1. What connection does public policy have to your job and other activities, especially those related to ACT?
I have been a member of ACT’s Vanpool Council and have also chaired its University Council for over eight years. As director of UCLA Events & Transportation’s Communications and Commuter Services, I’m responsible for ensuring that UCLA focuses significant efforts on marketing and promotion aimed at continuing to increase participation in the University’s extensive commuter programs. The alternative transportation options are part of the comprehensive UCLA Transportation strategic plan for sustainable programs and services that provide a more balanced approach to campus access and mobility. With so much at stake, public policy on the federal, state, and local levels can and does impact our goals and objectives.

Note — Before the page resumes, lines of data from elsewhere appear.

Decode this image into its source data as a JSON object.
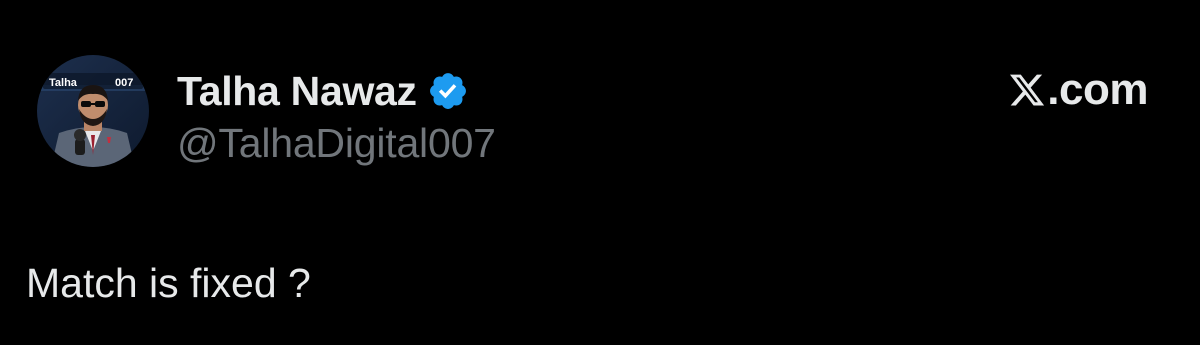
{
  "author": {
    "display_name": "Talha Nawaz",
    "handle": "@TalhaDigital007",
    "verified": true,
    "avatar_text": "Talha Digital 007"
  },
  "brand": {
    "text": ".com",
    "icon": "x-logo-icon"
  },
  "post": {
    "text": "Match is fixed ?"
  },
  "colors": {
    "background": "#000000",
    "primary_text": "#e7e9ea",
    "secondary_text": "#71767b",
    "verified_blue": "#1d9bf0"
  }
}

2. What do you see as posing the most significant opportunity or challenge to TDM on a federal (or state or local) level?

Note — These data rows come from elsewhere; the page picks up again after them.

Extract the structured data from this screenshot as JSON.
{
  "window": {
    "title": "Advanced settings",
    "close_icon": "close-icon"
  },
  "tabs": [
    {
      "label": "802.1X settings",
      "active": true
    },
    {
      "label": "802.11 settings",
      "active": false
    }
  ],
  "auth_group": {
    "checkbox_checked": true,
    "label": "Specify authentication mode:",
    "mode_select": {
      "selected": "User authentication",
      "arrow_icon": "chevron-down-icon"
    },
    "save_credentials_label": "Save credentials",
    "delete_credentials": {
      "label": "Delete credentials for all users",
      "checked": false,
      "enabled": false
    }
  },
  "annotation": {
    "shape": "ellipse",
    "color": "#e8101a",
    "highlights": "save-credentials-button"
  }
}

On a local level, I’m seeing the need for continued support of Los Angeles politicians willing to commit to a more walkable, bikeable, sustainable city. Recently, some here are experiencing a backlash from residents opposed to “road diets” and new bike lanes included in Los Angeles’ Mobility Plan 2035. And while statewide, California’s governor and lawmakers have committed to dramatically reduce greenhouse gas emissions to help slow climate change, that seems to be going toe-to-toe with any effort that limits, constrains, or makes driving one’s car more inconvenient or expensive. On a federal level, the most significant challenge we’re facing as I write this is Congress’ tax reform efforts and its implications for the transit benefit. For all that ACT and its members have accomplished to date, this fight reminds us of the precarious nature of being a small fish in a big (federal) pond.
3. What do you see as the future of public policy?
The future transportation world of mobility and access is uncharted territory filled with complexity and tremendous scope. Public policy is at the heart of those challenges and opportunities. Members of ACT from government, private employers, technology system innovators, and educational institutions play a key role in shaping our future transportation access and mobility ecosystem.
Through our collaborative efforts, we play a tangible role in creating, defining, and instilling confidence in the economic, environmental, and social drivers of our TDM industry. Public/private partnerships remain tantamount as demographic trends, fast-moving advancements in technology, and social attitudes shift North America and the world toward a new transportation model of autonomous vehicles, driverless ridesharing, seamless multimodal access, and other mobility options. Emphasis on such a collaborative race toward TDM mobility innovations could bring a national breakthrough and increased competitive advantage to our global economy.
4. What is your take on the role of ACT in public policy?
The homepage of our association’s website includes this sentence: “Through advocacy, education, and networking efforts, ACT strives to improve the lives of commuters, the livability of communities, and the economic growth of businesses.” President Kennedy once said “Efforts and courage are not enough without purpose and direction.” I see his use of the word “efforts” embodied in ACT’s educational efforts; “courage” encompassed in our association’s long-standing networking efforts; and “purpose and direction” fitting hand in glove with “advocacy,” the natural outcome of public policy.
5. Why should ACT members get involved in public policy?
Being part of public policy through ACT can benefit your employer’s self-interest, but it’s more than that. Figuratively speaking, anyone can board a bus, join a carpool, or hop on a vanpool but there’s more peace of mind knowing that you’re helping steer that vehicle in the direction you want others (your elected representatives) to go. Some might call that having “skin in the game.” I call it being “ACTively-engaged.”
6. What outside interests do you have? Is there anything about you that might surprise ACT members?
Outside of work, I’m a voracious reader and enjoy cooking, travel, and dancing. Being a lifelong resident of Southern California and the San Gabriel Valley, triple-digit weather makes me happy. I’m a UCLA Bruin through and through, with my bachelor’s and two master’s degrees all from the University of California, Los Angeles.